Metadata: an overview of current resource description practice Work Package 3 of Telematics for Research project DESIRE (no. 1004) | Title page Table of Contents |
The Inter-university Consortium for Political and Social Research (ICPSR) established a committee in May 1995 to develop a structured standard to describe social science data sets. The committee was a response to a perceived need amongst the social science archive community for an international codebook standard (a codebook generally contains information on the structure, contents, and layout of a datafile or data set).
Information documenting the proposed DTD (Documentation Type Definition) and content for the codebook standard can be found at <URL: http://www.lib.umich.edu/codebook.html>.
The standard is still being formulated, the committee will be meeting in October 1996 to agree on a final draft for the standard with the intention that implementations will begin before the end of the year.
The ICPSR is an international organisation with membership from 325 colleges and universities in North America and several hundred institutional members in Australia, Denmark, France, Germany, Great Britain, Hungary, Israel, the Netherlands, Norway, South Africa and Sweden. The codebook committee was established to be representative of all the archives and includes a representative from CESSDA (Council of European Social Science Data Archives), as well as representatives from Canada, Denmark, Norway and Germany.
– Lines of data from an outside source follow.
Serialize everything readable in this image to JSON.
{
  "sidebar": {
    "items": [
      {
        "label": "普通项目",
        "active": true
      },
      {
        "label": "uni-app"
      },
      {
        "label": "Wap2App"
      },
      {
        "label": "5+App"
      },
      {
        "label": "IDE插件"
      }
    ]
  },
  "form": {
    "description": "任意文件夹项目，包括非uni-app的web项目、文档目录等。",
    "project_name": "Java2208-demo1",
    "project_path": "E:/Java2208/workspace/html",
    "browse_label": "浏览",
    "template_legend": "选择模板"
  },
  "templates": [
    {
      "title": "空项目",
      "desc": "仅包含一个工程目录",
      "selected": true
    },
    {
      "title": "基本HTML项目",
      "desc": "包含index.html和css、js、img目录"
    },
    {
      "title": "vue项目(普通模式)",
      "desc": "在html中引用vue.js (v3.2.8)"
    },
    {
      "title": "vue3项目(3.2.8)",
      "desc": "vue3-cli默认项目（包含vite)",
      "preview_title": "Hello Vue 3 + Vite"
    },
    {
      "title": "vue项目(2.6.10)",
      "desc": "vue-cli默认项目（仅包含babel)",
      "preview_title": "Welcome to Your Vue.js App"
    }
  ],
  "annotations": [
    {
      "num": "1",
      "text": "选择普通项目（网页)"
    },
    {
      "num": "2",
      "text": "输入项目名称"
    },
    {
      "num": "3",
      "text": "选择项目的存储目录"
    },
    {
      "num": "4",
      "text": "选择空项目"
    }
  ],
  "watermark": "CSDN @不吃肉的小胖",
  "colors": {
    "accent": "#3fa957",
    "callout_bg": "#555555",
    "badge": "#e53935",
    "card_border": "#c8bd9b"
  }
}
The elements for the codebook were chosen by reviewing a series of guidelines and standards in use by the social science survey, research, archive, and technical communities. The lists below include some of the materials that were examined:
Guidelines that prescribe what the codebook itself should contain (content standards):
Roistacher: 1980, A Style Manual for Machine-Readable Data Files
Geda: 1980, Data Preparation Manual (ICPSR)
Collins, Patrick and Jane Powers, 1991, The preparation of data standards for machine-readable data.
National Data Archive on Child Abuse and Neglect (Cornell University)
US Bureau of the Census, Statistical Research Division, Statistical Design and Methods Extension to Cultural and Demographic Data Metadata: CDDM draft standard 1995.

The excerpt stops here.